Ebenso ist es gelungen, diese falschen Darstellungen in einem längeren Interview des SPIEGEL unterzubringen: „Studie über muslimische Jugendliche – ‚Die Opas, die alles entscheiden‘.“
„Erziehungswissenschaftler Harry Harun Behr sagt, warum viele muslimische Jugendliche nicht in Deutschland beerdigt werden wollen – und warum er die Moscheen der Ditib als gutes Mittel gegen religiöse Radikalisierung sieht. Ein Interview von Katrin Elger.“
Durchgehend ist von „muslimischen Jugendlichen“ die Sprache. Dekoriert wird der Artikel mit einem beliebigen Foto ohne genaue Beschriftung (vermutlich – aufgrund der Fotografenangabe - aus dem Ruhrgebiet), dass viele Menschen aller Altersgruppen auf Bänken an Tischen vor einer Moschee beim Essen zeigt (vermutlich – aufgrund des Spruchbands an der Moschee: „HOSGELDIN YA SEHRI RAMAZAN“ = „Willkommen Ramadan“ - beim Fastenbrechen).
Es ist müßig zu klären, wer bei solchen medialen Verallgemeinerungen, die auf keiner repräsentativen und gesicherten Datenbasis stehen, die größere Verantwortung hat, der Wissenschaftler, der diese Interpretation geradezu anbietet, oder die Journalisten, die unkritisch über diese Studie berichten und das Narrativ „Muslimische Jugendliche“ bedienen, obwohl die Datenbasis eine vergleichsweise sehr kleine Zahl unklarer Provenienz, zudem religiös hochmotivierter Muslime sind, deren Einstellungen, Sichtweise und Empfindungen in keiner Weise für alle muslimischen „Jugendlichen im Alter von 14 bis 27 Jahren“ geltend gemacht werden können.
Die Unbekümmertheit, mit der die Autoren der Studie sich inhaltlich über „die muslimische Jugend“ äußern – ohne irgendeine Rücksicht auf Grundsätze und Standards der empirischen Sozialforschung – ist dabei leider nichts Neues.

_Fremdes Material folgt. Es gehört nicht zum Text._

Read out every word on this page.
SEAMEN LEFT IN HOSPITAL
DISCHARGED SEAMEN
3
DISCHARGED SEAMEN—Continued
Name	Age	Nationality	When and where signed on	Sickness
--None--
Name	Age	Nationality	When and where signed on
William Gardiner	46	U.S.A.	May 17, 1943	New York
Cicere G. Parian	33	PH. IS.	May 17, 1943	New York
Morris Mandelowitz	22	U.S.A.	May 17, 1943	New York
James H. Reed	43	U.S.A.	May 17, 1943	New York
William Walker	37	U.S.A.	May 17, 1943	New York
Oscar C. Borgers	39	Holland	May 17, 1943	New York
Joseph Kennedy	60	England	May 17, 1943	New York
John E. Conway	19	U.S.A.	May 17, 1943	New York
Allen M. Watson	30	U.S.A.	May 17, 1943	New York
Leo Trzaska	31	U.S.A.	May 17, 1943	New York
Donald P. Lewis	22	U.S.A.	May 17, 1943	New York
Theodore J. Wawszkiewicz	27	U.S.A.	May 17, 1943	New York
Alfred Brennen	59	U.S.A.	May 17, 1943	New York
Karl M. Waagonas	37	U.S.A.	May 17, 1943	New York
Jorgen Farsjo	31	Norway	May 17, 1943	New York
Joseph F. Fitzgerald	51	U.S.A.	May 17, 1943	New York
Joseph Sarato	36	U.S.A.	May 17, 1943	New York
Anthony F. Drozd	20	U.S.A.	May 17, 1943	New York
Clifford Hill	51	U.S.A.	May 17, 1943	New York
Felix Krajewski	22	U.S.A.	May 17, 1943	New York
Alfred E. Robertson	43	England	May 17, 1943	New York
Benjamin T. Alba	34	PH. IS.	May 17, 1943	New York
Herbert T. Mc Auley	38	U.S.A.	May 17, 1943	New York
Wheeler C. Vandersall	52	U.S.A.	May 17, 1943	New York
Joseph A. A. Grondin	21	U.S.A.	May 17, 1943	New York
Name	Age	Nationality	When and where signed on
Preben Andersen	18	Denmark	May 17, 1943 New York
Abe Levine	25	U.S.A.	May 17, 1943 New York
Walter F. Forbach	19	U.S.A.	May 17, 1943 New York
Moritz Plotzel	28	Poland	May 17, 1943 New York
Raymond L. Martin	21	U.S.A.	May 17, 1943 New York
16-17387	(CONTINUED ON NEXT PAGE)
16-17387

So werden, als Beispiele, zur Thematik „Religiöse Diskriminierung an Berliner Schulen?“ zwei Berichte mit Daten zur Diskriminierung an Berliner Schulen veröffentlicht, genauer, muslimischer Schülerinnen und Schüler. Die Datenbasis ist zwar grotesk, hindert die beteiligten Wissenschaftler jedoch nicht an detaillierten Auswertungen und politischen Schlussfolgerungen. Es spannt sich ein weiter Bogen von Nina Mühe (2010): „Muslims in Berlin/ Muslime in Berlin“ – Die empirische Grundlage für diese Studie sind 100 befragte Muslime (sowie 100 Nicht-Muslime) für deren Einschätzung der Repräsentativität keine realistischen Bezugsgrößen existieren, die aber nach sieben unterschiedlichen Auswahlkriterien ausgewählt wurden – bis hin zu verschiedenen Studien über „Muslimfeindlichkeit“, „Islamfeindlichkeit“ bzw. „antimuslimischem Rassismus“, die von einer erstaunlichen sozialwissenschaftlichen Inkompetenz geprägt sind und bei denen aus völlig unzureichenden Daten weitgehende politische Schlussfolgerungen abgeleitet werden.
Carsten Frerk.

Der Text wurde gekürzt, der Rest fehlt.